Witnesses reported intense gunfire between Sudanese army and RSF in Khartoum, marking the eighth month of a brutal conflict plagued by widespread atrocities.

Artillery and rockets exchanged over the Nile River between the army in Omdurman and the Rapid Support Forces (RSF) in Khartoum North, intensifying the conflict, witnesses revealed.

Local activists and residents confirmed that shelling targeting civilian homes has surged in recent weeks, resulting in dozens of casualties and adding to the humanitarian crisis.

Since April, Sudan has been embroiled in brutal urban warfare between the army led by Abdel Fattah al-Burhan and the RSF commanded by Mohamed Hamdan Dagalo.

Staggering Human Cost

The Armed Conflict and Event Data Project estimates over 10,000 deaths, while the United Nations reports 6.3 million people forcibly displaced, highlighting the staggering human cost of the conflict.

Efforts by the United States and Saudi Arabia to broker negotiations have failed, with both sides refusing to cede territory and intensifying their grip on key strategic locations.

The RSF launched strategic attacks on military bases, including the Wadi Seidna airbase, destroying a C130 military transport plane and an ammunition depot, according to an RSF spokesman.

Unfolding Events in West Kordofan

In West Kordofan, army troops withdrew from a base in Muglad after an RSF attack on the oil-rich area, while the army responded with fighter jets bombing RSF clusters in Babanusa.

Recent reports indicate the RSF gaining control in Darfur, with the group claiming the capital of East Darfur, leaving El Fasher in North Darfur as the last state capital under army control.

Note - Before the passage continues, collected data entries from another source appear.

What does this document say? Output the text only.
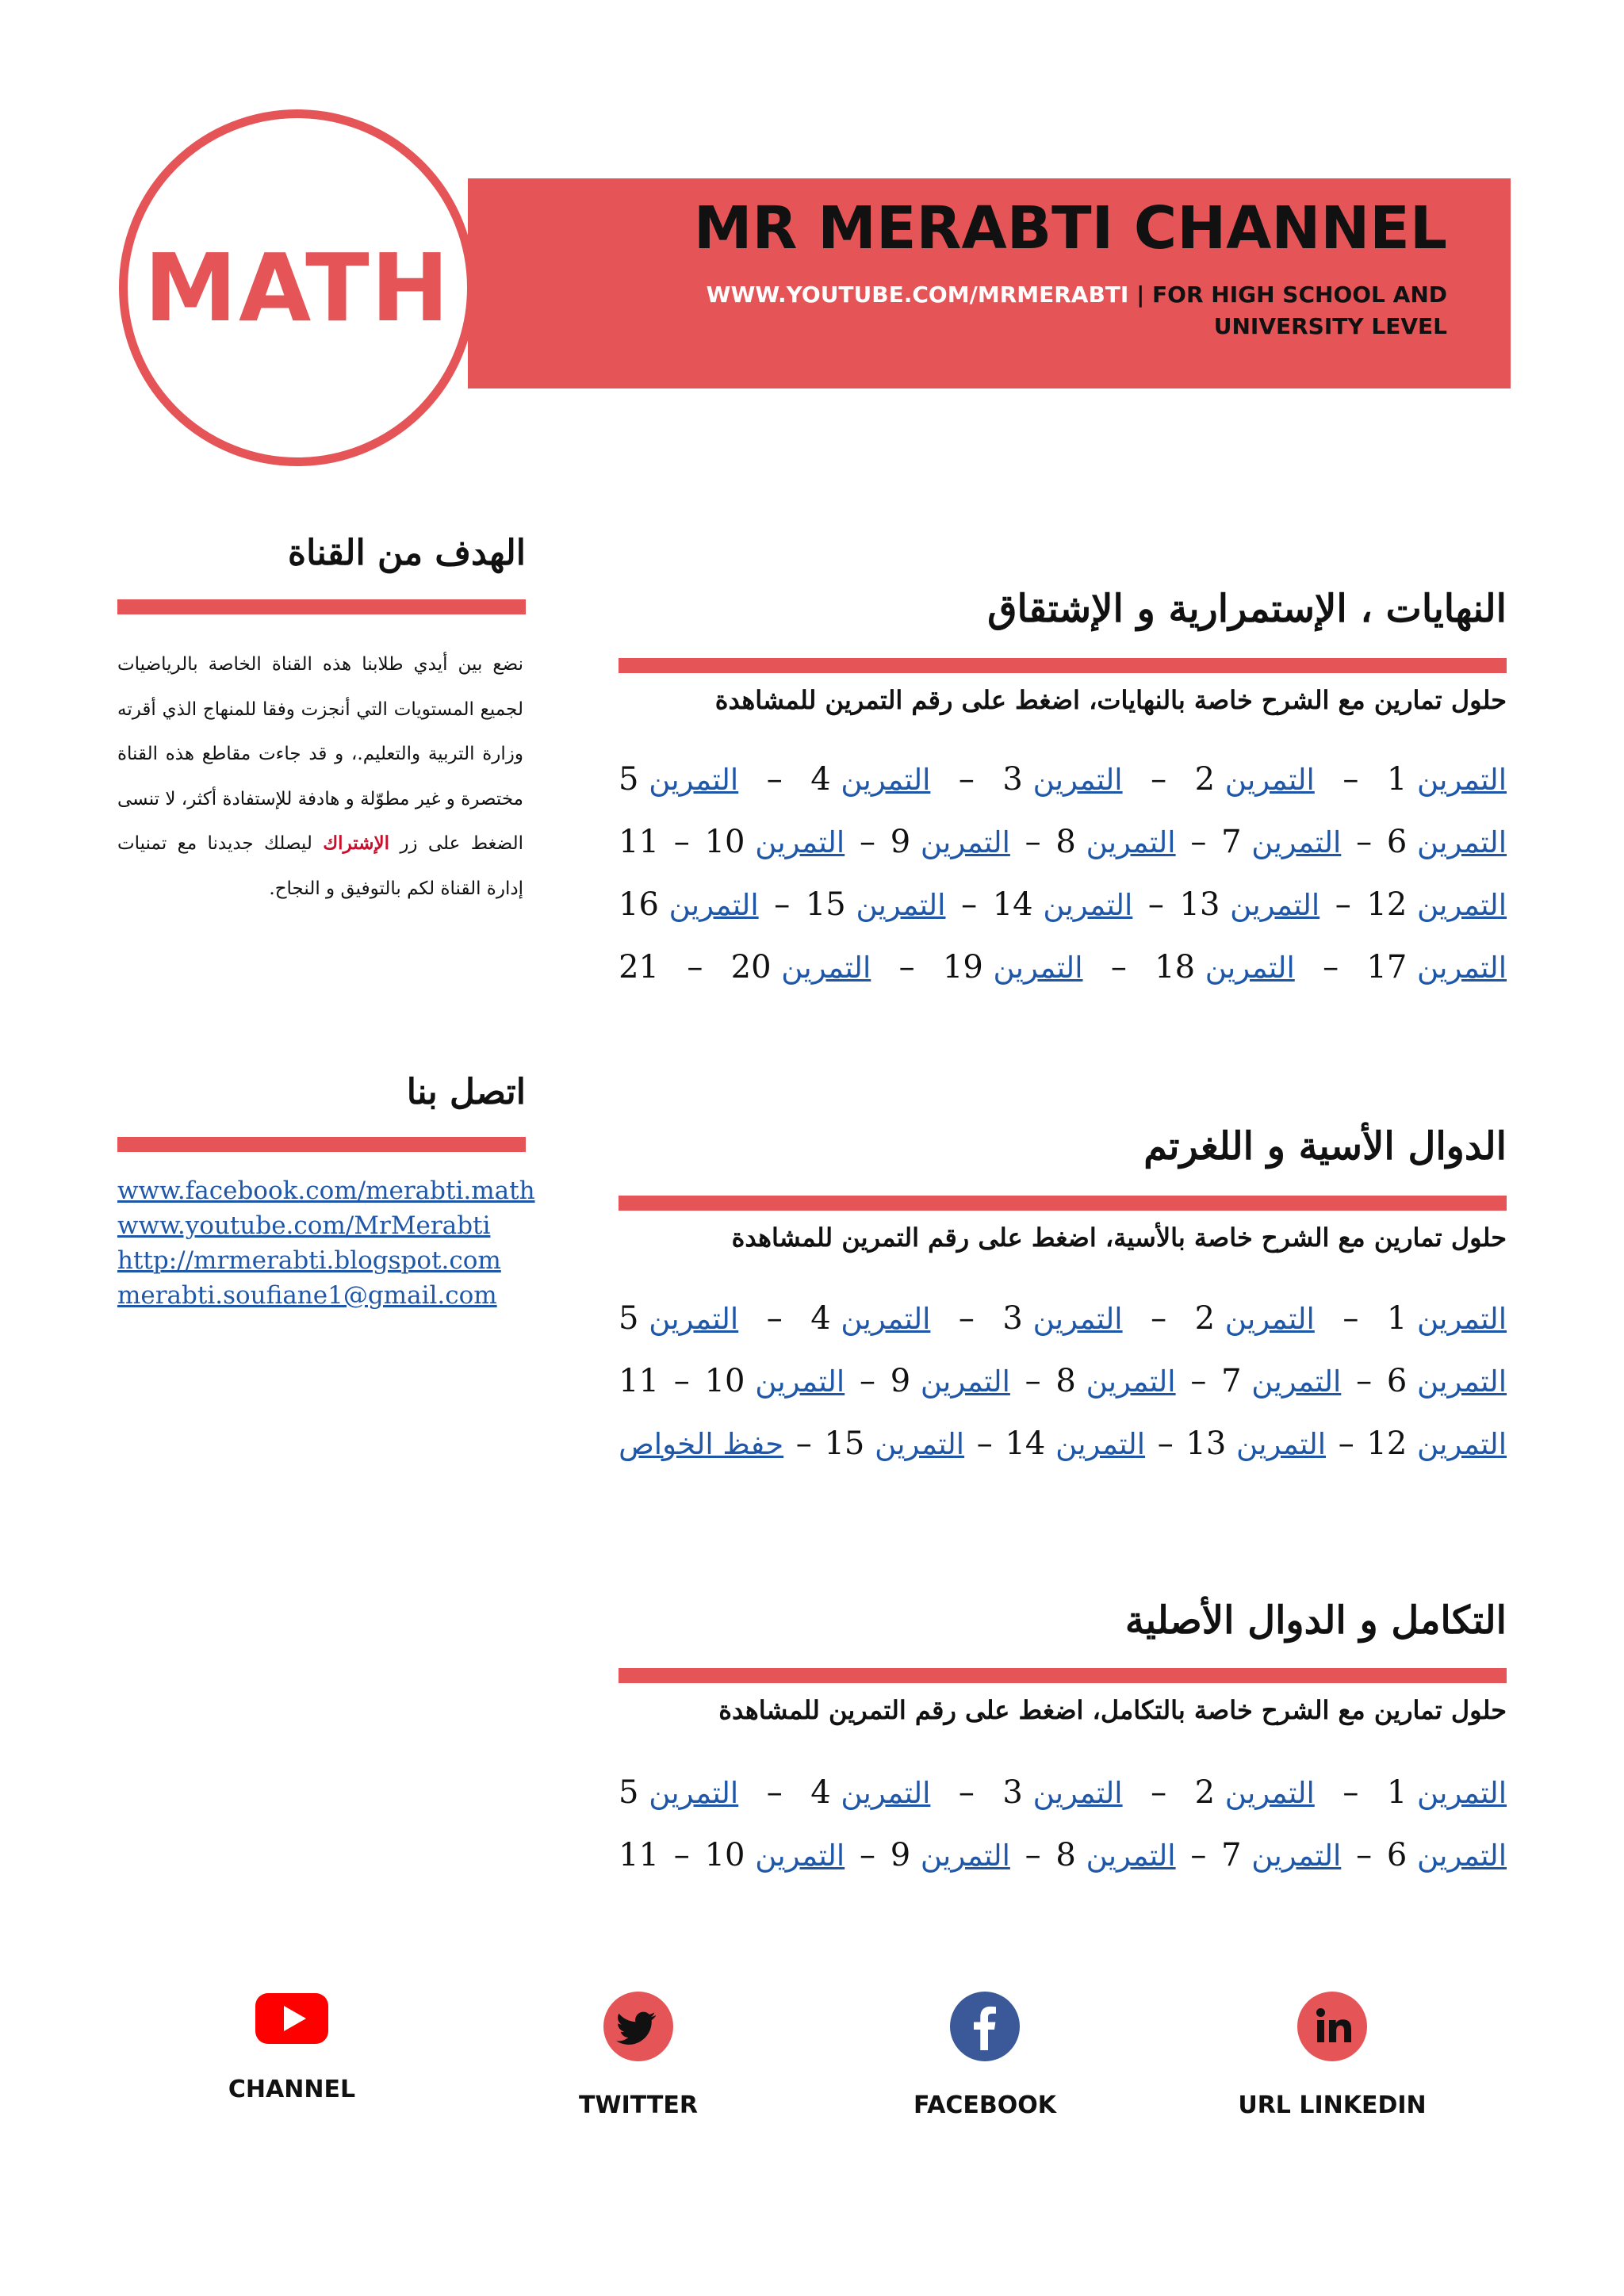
MATH
MR MERABTI CHANNEL
WWW.YOUTUBE.COM/MRMERABTI | FOR HIGH SCHOOL AND UNIVERSITY LEVEL
الهدف من القناة
نضع بين أيدي طلابنا هذه القناة الخاصة بالرياضيات لجميع المستويات التي أنجزت وفقا للمنهاج الذي أقرته وزارة التربية والتعليم.، و قد جاءت مقاطع هذه القناة مختصرة و غير مطوّلة و هادفة للإستفادة أكثر، لا تنسى الضغط على زر الإشتراك ليصلك جديدنا مع تمنيات إدارة القناة لكم بالتوفيق و النجاح.
اتصل بنا
www.facebook.com/merabti.math
www.youtube.com/MrMerabti
http://mrmerabti.blogspot.com
merabti.soufiane1@gmail.com
النهايات ، الإستمرارية و الإشتقاق
حلول تمارين مع الشرح خاصة بالنهايات، اضغط على رقم التمرين للمشاهدة
التمرين 1
–
التمرين 2
–
التمرين 3
–
التمرين 4
–
التمرين 5
التمرين 6
–
التمرين 7
–
التمرين 8
–
التمرين 9
–
التمرين 10
–
11
التمرين 12
–
التمرين 13
–
التمرين 14
–
التمرين 15
–
التمرين 16
التمرين 17
–
التمرين 18
–
التمرين 19
–
التمرين 20
–
21
الدوال الأسية و اللغرتم
حلول تمارين مع الشرح خاصة بالأسية، اضغط على رقم التمرين للمشاهدة
التمرين 1
–
التمرين 2
–
التمرين 3
–
التمرين 4
–
التمرين 5
التمرين 6
–
التمرين 7
–
التمرين 8
–
التمرين 9
–
التمرين 10
–
11
التمرين 12
–
التمرين 13
–
التمرين 14
–
التمرين 15
–
حفظ الخواص
التكامل و الدوال الأصلية
حلول تمارين مع الشرح خاصة بالتكامل، اضغط على رقم التمرين للمشاهدة
التمرين 1
–
التمرين 2
–
التمرين 3
–
التمرين 4
–
التمرين 5
التمرين 6
–
التمرين 7
–
التمرين 8
–
التمرين 9
–
التمرين 10
–
11
CHANNEL
TWITTER	FACEBOOK	URL LINKEDIN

In the first few days of November, tribal conflicts and ethnically motivated attacks targeting Masalit people in, areas recently captured by the RSF, West Darfur killed an estimated 800 people, according to the UN, whose presence in the war-ravaged region is limited.

Local rights monitors have placed the number of those killed at well over 1,000.

Continuing intense clashes between the RSF and army have contributed to the no-mans-land reality of the region with the fact that both forces being busy fighting each other, creating a power vacuum in which ethnic and tribal rivalries have long reached past a boiling point.

With the pending closure of the UN mission in Sudan, replaced by a special envoy, concerns grow over reduced UN scrutiny. The international community is called upon to address the urgent need for protection in Darfur.